Second, Universal Precautions, already mandated, are sufficient protection from exposure to the flu. Hospital employees are exposed to many more dangerous diseases every day with those exposures managed nicely by utilizing Universal Precautions. Masks, hand washing soap, alcohol hand cleaner, gloves and gowns are readily available and a more certain preventive that don't force the employee to undergo a not risk-free medical procedure.
Third, if risk of exposure is the criteria for the mandate than of all employers who should mandate flu shots for the "general welfare" WalMart and stores like it should be at the top of the list. And they should add the precaution of wiping down the carts with antiseptic between uses as part of their Universal Precautions. Flu is as likely to be passed there as at the hospital. Many more people run through there daily than the ED and lots of them are there for over the counter flu and cold remedies during the season.
Sorry DB I disagree too.
Basically this is a CHANGE in requirements for already employed staff.

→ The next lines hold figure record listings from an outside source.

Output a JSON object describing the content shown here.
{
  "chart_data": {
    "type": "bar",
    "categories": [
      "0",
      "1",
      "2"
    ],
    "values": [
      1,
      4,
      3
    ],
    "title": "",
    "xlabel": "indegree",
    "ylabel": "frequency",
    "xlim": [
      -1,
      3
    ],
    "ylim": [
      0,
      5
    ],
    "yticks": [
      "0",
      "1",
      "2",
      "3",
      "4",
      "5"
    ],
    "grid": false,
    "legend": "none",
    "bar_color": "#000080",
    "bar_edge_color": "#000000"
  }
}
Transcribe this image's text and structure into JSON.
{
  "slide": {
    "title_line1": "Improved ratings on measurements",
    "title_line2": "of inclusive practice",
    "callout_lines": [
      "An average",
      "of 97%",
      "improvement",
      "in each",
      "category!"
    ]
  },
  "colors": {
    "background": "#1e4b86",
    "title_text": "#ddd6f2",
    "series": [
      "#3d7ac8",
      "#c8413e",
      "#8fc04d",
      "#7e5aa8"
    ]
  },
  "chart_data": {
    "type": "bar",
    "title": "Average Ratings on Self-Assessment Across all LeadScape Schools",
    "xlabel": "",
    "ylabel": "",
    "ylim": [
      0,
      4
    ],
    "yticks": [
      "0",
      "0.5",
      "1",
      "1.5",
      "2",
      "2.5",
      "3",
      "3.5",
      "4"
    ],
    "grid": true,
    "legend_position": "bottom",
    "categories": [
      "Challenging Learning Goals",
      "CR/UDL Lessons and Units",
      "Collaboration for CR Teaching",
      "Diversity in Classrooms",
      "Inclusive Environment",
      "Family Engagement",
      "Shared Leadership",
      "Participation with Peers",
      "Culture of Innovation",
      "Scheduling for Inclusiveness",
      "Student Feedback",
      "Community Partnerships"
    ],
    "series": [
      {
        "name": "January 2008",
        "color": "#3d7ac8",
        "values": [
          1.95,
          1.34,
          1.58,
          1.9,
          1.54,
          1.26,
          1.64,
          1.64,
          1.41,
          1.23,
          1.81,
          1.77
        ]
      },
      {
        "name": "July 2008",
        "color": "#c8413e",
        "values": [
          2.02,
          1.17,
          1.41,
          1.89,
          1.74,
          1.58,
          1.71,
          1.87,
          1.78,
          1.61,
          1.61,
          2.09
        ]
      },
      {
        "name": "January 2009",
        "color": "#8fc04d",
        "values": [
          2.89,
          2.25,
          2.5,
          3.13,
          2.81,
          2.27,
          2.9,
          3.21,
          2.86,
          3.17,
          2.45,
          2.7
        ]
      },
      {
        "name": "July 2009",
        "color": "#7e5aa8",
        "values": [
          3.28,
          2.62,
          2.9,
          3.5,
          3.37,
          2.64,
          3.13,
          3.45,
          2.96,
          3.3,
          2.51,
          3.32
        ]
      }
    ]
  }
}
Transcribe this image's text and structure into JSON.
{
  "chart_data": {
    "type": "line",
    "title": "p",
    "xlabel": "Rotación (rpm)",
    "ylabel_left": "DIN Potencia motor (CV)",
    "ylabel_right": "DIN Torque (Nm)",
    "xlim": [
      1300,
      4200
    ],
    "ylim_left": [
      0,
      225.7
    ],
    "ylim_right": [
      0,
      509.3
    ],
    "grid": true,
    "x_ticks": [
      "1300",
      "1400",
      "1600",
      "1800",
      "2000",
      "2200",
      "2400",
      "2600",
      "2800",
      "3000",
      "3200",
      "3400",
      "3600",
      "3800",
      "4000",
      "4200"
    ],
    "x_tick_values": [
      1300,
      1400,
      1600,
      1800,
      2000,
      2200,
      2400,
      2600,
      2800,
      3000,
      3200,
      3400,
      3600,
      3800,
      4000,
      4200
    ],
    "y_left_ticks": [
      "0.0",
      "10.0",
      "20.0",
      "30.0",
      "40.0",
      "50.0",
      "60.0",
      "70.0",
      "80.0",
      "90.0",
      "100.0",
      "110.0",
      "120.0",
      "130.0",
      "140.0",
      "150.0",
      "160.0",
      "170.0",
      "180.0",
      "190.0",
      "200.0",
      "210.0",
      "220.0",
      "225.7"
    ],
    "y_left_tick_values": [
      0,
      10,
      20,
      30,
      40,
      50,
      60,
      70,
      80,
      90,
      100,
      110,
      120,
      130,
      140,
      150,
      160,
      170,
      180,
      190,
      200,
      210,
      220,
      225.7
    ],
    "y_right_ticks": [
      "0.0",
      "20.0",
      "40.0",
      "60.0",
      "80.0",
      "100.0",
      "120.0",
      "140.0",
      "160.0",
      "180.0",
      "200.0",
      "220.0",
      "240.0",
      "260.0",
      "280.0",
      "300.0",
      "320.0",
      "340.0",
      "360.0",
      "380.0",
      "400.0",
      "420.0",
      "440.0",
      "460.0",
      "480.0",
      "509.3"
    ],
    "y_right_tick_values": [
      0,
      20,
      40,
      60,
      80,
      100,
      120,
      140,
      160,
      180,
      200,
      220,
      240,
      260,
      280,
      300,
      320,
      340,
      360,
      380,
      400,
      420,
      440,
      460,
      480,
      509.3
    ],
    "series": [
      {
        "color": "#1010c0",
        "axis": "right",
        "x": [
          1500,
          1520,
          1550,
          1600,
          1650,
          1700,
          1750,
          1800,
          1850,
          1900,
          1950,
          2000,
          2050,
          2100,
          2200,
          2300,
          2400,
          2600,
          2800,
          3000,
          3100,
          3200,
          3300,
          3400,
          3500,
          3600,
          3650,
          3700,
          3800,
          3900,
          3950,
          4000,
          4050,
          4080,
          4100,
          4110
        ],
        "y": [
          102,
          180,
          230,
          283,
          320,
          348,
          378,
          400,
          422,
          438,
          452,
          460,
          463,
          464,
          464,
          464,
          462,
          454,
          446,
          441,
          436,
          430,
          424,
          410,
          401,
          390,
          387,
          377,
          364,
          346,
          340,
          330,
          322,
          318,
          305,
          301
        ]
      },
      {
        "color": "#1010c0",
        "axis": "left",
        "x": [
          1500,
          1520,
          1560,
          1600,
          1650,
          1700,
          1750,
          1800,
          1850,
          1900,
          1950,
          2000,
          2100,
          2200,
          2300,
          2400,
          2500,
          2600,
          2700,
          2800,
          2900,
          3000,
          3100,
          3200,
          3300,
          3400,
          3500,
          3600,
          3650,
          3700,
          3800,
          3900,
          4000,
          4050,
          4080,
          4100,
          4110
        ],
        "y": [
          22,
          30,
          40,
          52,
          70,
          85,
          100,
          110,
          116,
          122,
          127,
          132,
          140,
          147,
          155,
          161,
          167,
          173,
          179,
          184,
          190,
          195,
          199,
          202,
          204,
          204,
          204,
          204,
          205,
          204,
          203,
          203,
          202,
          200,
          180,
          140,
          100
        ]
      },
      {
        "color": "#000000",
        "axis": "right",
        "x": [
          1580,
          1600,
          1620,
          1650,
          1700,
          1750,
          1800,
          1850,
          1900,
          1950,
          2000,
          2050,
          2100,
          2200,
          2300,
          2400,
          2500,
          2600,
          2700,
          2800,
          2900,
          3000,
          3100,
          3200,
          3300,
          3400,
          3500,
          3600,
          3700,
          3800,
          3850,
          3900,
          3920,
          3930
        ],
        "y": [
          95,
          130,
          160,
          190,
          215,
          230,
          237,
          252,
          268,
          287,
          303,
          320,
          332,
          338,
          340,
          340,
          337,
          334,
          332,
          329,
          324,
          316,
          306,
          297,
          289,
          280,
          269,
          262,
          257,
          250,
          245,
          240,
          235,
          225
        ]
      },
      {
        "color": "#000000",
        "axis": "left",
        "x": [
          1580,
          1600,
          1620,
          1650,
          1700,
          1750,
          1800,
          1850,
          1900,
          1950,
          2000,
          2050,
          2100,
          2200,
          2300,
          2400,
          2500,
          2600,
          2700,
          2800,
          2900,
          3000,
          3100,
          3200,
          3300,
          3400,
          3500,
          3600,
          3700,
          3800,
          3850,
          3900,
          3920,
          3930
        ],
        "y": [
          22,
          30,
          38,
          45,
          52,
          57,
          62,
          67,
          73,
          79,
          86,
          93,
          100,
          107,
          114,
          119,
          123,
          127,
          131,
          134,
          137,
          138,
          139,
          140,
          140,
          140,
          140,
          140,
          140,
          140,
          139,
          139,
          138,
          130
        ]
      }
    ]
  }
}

If they mandated this for potential employees and advised them of this during the interview program I'ld have less of an issue.
I believe that a company can suggest / help / pay for / encourage etc behaviours that result in good health for their employees but mandating an injection (which may or may not be effective) is stepping over the mark.
I suppose I'll be the lone agreeing voice, then.
It's a hospital. Some of its clients- that is, patients- are immunocompromised. Not only can't they themselves be vaccinated, they are the precise population for whom influenza represents a mortal threat rather than a terrible week off from work. The very old and the very young also fall into that overlapping pool of frequent hospital residents and the usual victims of actual mortality from the flu.
Yes, the flu shot is only sometimes effective, but that does not equate to ineffective. Hell, even Universal Precautions aren't 100% preventions of infections- but both of them are improvements.